Pregnancy books: I just loved Girlfriend's Guide to Pregnancy. It was a fun, easy read that really covered the down and dirty stuff with a sense of humor. One criticism that I've read about it is that the author is too open to C-sections and pain meds. That's her choice, but I didn't feel like it took anything away from the book. I like that she is completely non-judgemental, even I don't agree with some of her choices. I've heard scary things about the What to Expect books so I skipped them. I really don't want to read about infinitesimal things that can go horribly wrong unless I'm actually at risk. I'm usually in favor of over-education, but when it comes to some stuff, knowing too much will just keep you up at night. I have enough that already does that. I also checked out a book on home births from the library that I enjoyed, but it was British and not terribly applicable. Do go to the library, you don't need to buy a bunch of pregnancy books and sometimes they also have them in the charity sales (my GGTP was $.25).

Labor books: Bradley method. These were the only ones I read (and honestly, I didn't read them all the way through). Natural Birth the Bradley Way by Susan McCutcheon-Rosegg, Erick Ingraham, and Robert A. Bradley and Husband-Coached Childbirth by Robert A. Bradley, Marjie Hathaway, Jay Hathaway, and James Hathaway plus the workbook that comes with the course (actually, the books do, too, so if you're going to sign up for the class, you don't need to buy them separately).
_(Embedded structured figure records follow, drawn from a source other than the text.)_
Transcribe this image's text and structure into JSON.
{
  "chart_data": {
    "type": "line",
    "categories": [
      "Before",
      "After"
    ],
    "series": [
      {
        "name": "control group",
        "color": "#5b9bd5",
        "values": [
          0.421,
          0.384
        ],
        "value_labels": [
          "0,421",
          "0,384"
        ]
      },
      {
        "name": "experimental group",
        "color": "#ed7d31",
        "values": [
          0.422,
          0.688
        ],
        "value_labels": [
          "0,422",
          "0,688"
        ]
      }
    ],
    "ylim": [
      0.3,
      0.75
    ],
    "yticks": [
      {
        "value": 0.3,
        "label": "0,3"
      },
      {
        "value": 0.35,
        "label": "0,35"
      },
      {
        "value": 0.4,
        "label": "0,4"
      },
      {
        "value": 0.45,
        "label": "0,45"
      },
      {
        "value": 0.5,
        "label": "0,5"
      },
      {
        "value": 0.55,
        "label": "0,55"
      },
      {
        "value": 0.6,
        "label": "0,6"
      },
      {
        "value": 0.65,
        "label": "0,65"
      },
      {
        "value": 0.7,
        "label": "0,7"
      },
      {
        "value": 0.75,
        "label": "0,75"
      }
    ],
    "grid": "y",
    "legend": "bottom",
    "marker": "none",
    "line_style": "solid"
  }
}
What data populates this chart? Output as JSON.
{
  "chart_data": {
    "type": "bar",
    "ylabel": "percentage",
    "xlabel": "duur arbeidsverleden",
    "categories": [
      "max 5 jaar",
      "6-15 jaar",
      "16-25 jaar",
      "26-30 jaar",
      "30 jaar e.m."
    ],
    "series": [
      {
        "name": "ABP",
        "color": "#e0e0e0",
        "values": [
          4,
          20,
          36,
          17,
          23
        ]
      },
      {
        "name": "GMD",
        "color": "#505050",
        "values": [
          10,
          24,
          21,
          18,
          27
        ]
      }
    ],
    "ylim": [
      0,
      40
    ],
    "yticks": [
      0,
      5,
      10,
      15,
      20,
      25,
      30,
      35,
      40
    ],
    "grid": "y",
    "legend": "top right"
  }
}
The second one should be read by your partner, too.

Postpartum: The Womanly Art of Breastfeeding by La Leche League International. Please read this before giving birth. The only thing I didn't like about the book is that it makes everything seem so easy when it isn't necessarily. There is NOTHING wrong with you if you have problems with breastfeeding! But there are tons of great tips and advice and overall it's a great resource to have.

Baby Books: the two books I liked the best are
The Baby Whisperer Solves all of Your Problems by Tracy Hogg and Melinda Blau and The Baby Book by Dr. William Sears. The Baby Whisperer is fantastic in figuring out routines (like don't let your baby sleep for more than two hours at a time during the day, this revolutionized our lives) and how much food, sleep, etc. is needed at what age. She also doesn't like "Crying it Out" for getting a baby to sleep (which I am against) so more points for her. Dr. Sears is THE baby expert and also into attachment parenting, so I strongly identify with him and his ideas. There is also just a lot of basic information. The book is 600+ pages, so I still haven't gotten anywhere close to through with it, but it was also extremely helpful in figuring out why Baby is crying type questions.

My husband read Happiest Baby on the Block and Happiest Toddler on the Block by Harvey Karp which were also lifesavers in getting Baby to sleep when he was teeny tiny. I haven't read them yet, but they're next on my list. The toddler one is working well for my husband communicating with our Terrible Toddler, which is why I need to read it soon!

I've read most of the Baby 411 and Toddler 411 books by Denise Fields and Ari Brown, M.D. but I'm not a huge fan. They're great for straight information on a lot of stuff, but I don't agree with the child-rearing advice. So I suppose useful for when you don't want to slog through the encyclopedia that is Dr. Brown. She also wrote the Baby Bargains book which is mainly useful if you're tempted to buy a ton of baby stuff. I wasn't so it was more useful in explaining to Daddy why the toys he loved as a baby (bouncy seat, walker) are actually death traps that our children won't have.

For partner: Besides the Happiest books above, my husband really likes the series by Armin A. Brott and Jennifer Ash, The Expectant Father, the New Father, and Fathering your Toddler.

There are hundreds of books out there to peruse. These are merely the ones that I've found or have been recommended to me that I thought were helpful, I hope that they're helpful to you, too.